Much more can be said about the scope of the limit on government's ability to restrict basic liberties on moral grounds, but here I want to note that moral revulsion at eugenics falls into a kind of gray zone. It is not a traditional moral view like the view that certain sexual acts are sinful. Nor is it "traditional." It is a fairly recent moral sentiment. Many members of the American elite (most famously Oliver Wendell Holmes, Jr.) were enthusiastic believers in eugenics until the Nazis gave it a very bad image. While I share some of the revulsion against eugenics for that reason, it is not clear to me that this is an entirely rational belief rather than a kind of guilt by association. After all, one can draw a principled distinction between, on one hand, tinkering with genes to allow a couple to produce a healthy baby when otherwise they could not, and, on the other hand, sterilizing or exterminating millions of people on the ground that they belong to an inferior race.
To the extent that revulsion against eugenics is rational, I think it rests on two sorts of judgments. First, there could be a practical worry about slippery slopes. If we allow gene editing to eliminate susceptibility to disease, will the next step be gene editing to create taller, smarter, more beautiful children? And will that in turn lead to restrictions on who can reproduce?
A second and related sort of judgment rests on a concern about symbolic meaning. Even before we go sliding down the slippery slope, any kind of gene editing could send a signal about the relative worth or lack of worth of people whose genes have not been edited.
Absent more, I'm not sure that either of the foregoing interests would suffice to justify a complete ban on gene editing if it were subject to strict scrutiny. But I also have a hard time imagining the Court as currently configured striking down a ban on gene editing. A more likely path to upholding such a ban would be for the Court to say that there is no substantive due process right to use gene editing and that therefore a ban on it need only satisfy rational basis scrutiny. It's possible that the newly very conservative Court would say the same thing about all ARTs. Hostility to substantive due process--especially with respect to "new" rights--appears to be widely shared among judicial conservatives.

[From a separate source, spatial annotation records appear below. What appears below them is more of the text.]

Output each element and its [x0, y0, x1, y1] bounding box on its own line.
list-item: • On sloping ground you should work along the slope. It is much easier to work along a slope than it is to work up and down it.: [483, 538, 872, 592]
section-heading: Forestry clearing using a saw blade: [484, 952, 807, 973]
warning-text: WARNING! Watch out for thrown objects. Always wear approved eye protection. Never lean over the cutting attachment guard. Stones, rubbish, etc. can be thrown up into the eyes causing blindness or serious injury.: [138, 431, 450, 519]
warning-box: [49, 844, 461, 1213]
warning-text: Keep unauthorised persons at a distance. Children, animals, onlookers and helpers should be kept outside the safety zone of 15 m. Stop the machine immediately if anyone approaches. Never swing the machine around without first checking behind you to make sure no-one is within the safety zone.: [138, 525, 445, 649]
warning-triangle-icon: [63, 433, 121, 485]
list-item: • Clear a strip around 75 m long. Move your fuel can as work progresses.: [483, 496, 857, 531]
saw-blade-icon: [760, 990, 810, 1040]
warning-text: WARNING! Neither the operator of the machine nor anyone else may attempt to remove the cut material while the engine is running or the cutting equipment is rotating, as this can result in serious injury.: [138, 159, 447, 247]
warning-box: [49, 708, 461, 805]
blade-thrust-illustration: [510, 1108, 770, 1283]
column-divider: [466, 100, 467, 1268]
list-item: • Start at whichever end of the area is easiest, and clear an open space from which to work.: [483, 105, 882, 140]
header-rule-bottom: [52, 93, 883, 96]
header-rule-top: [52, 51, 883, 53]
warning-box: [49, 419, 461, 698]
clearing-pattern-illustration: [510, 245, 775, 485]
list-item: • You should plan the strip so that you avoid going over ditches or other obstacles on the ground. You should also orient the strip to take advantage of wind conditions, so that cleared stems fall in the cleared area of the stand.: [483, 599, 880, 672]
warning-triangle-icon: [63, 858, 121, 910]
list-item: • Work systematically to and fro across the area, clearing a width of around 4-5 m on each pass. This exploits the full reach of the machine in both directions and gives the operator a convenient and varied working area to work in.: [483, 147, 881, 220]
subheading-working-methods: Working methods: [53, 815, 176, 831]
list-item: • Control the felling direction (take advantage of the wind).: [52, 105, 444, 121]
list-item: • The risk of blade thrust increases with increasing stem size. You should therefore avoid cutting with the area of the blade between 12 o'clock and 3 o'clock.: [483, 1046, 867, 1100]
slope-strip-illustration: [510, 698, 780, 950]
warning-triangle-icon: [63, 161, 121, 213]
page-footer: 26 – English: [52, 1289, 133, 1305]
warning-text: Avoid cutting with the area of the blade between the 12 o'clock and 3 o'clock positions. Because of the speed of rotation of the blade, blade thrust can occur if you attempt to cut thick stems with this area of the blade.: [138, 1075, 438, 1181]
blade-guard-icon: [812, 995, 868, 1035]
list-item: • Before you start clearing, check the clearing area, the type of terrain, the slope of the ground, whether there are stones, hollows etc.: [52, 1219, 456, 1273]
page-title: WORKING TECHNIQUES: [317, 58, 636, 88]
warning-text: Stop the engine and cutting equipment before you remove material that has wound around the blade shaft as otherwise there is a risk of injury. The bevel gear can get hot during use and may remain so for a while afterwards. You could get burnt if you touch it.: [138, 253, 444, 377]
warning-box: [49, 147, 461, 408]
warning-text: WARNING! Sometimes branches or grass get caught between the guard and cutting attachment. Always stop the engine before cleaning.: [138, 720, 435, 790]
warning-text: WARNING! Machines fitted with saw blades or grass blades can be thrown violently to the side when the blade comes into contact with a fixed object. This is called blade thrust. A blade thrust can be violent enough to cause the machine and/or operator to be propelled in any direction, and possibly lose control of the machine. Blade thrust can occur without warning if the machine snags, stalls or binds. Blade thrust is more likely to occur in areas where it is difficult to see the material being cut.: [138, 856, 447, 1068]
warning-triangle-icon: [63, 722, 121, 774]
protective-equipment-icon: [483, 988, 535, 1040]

Accordingly, I think a state ban or a federal statutory ban on human gene editing would likely survive a constitutional challenge in the SCOTUS. A federal regulation banning it might be on shakier ground, depending on the scope and wording of the statutory delegation of power to the relevant regulatory agency. Rutherford was decided in an era of strong deference to the regulatory state. Insofar as contemporary conservatives distrust regulatory agencies, a challenge to an administrative ban on gene editing could pit two contemporary conservative inclinations against one another: hostility to agency administrative action versus hostility to substantive due process.
For any of these scenarios to play out, however, the Court must first abandon its decades-long approach to ARTs by entering the fray.